I know to heal I have to feel a lot of painful things. Right now I am so close to just falling apart.
Baby steps. One day at a time, one hour at a time.
He made a comment about how exwh would stop playing his video game immideately if he knew I had taken a sleeping pill to have his way with me.
Very perceptive. Makes me wonder if he has a family member that's been raped. I think it's almost as hard on a male family member when this happens. I think they feel helpless and that they let their loved one down because they failed to protect them from a predator. I saw this in my dad after it happened to me as a kid. Rape doesn't just hurt the survivor, it hurts their families too.
I have a little girl that I have to make sure she grows up protected and safe.
So true. And she will learn a lot as she sees you work through the whole process. She doesn't have to know all the details and if she has any questions or gets worried about you, it's ok to let her kn ow that something bad happened to you and you're learning how to use it to become a stronger person.
My SO said that exwh knew what buttons to push to control me.
SO is right again.
How did he know which things to say and/do to get me comply to his wishes and be controlled?

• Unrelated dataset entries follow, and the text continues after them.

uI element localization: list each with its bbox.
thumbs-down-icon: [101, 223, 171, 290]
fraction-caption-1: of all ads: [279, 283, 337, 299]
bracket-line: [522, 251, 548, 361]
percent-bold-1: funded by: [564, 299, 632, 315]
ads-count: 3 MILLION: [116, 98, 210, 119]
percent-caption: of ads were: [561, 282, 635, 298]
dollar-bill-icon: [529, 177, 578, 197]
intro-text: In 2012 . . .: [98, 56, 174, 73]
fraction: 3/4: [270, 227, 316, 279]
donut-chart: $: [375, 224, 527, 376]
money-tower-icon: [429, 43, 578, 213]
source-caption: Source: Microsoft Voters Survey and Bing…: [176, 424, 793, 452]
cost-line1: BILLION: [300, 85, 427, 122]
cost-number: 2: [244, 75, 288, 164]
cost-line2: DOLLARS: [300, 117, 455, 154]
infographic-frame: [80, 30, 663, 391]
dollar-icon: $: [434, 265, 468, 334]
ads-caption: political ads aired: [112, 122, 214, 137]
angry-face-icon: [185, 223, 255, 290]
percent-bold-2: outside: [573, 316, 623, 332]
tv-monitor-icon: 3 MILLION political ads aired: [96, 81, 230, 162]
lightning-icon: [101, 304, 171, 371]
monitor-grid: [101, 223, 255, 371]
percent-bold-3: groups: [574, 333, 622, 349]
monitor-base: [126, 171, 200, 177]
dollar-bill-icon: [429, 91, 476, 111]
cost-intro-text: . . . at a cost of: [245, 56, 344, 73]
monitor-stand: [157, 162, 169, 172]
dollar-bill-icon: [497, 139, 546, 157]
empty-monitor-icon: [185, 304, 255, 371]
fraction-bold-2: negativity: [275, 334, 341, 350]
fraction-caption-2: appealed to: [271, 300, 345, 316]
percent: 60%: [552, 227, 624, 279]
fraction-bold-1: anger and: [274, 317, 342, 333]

All kinds of possibilities there. For instance, trial and error. Or waiting and watching for an opportunity when you're vulnerable (Ambien) and unable to resist. or using the ignoring of you when you asked for his attention when he was playing video games. Stretch it out long enough, he figures you'll be grateful for any kind of attention. I'm thinking he's one of these guys that can't handle a strong woman asserting her rights so he has to sneak around and do this when you're not at full capacity.
I went to a church counselor last week...Nothing was talked about the rape.
Another instance of being ignored and blown off. IMO a church counselor may not always be the wisest choice to go to.
#1. Are they even trained to deal with something like this?
#2. How sure can you be it will be kept confidential from the other church members?
#3. There's other reasons I won't discuss here in respect to the mods and rules of the board.
the abuse to me pales on comparison to the horrors that are out there.
Don't compare experiences with others. It's unhealthy and doesn't help anyone move forward in their healing journey. I learned this lesson too, with dealing with grief over losing my daughter. pain and suffering is pain and suffering no matter how it's dealt. Would the Holocaust survivors compare their horrors they experienced? I doubt it. I do think anyone who's been traumatized wants to be heard when they're ready to tell their story.
Searching for the answer, the quick fix/ repair for me.
There is no easy "one size fits all" answer. And the quick fix/repair is like the mythical unicorn. Ain't no such critter.
Wanting to be told I'm okay and don't really need counseling.
Anyone that tells you that doesn't have your best interests as a priority. I will say that you will be ok and you will survive what you've experienced in the past. And as far as the counseling goes, it won't work until you're ready to do it and do the hard painful gut wrenching work that's involved. There's more to counseling than just seeing someone for one hour a week. You have to open up and tell them painful things that make you feel ashamed and stupid. Hopefully, you'll get something you can take away for that hour to give you new ways to think about your experience. And your mind will be processing new thoughts and thinking of different ways of coping.
I started cutting...because it was the only way I could feel anything, like emotions...
It's also a way of telling yourself you have some kind of control over your own body. It's another type of coping mechanism but not a healthy one.
Please don't start again. I know you're scared about making that first step of contacting a center or hotline. Look at it this way. The cutting is a way of staying in the same rut you've been in all these years and a way of avoiding getting some real help and genuine control over your body, and mind. Think of yourself standing at an open door looking at Freedom way off in the distance. Calling that center or hotline is the first step taken through that open door towards that Freedom that can be yours. By not taking that step, you're denying yourself something that is rightfully yours. Kinda like a rapist, huh?
I'm still working through your posts on the thread and I don't type too fast but I'll post more.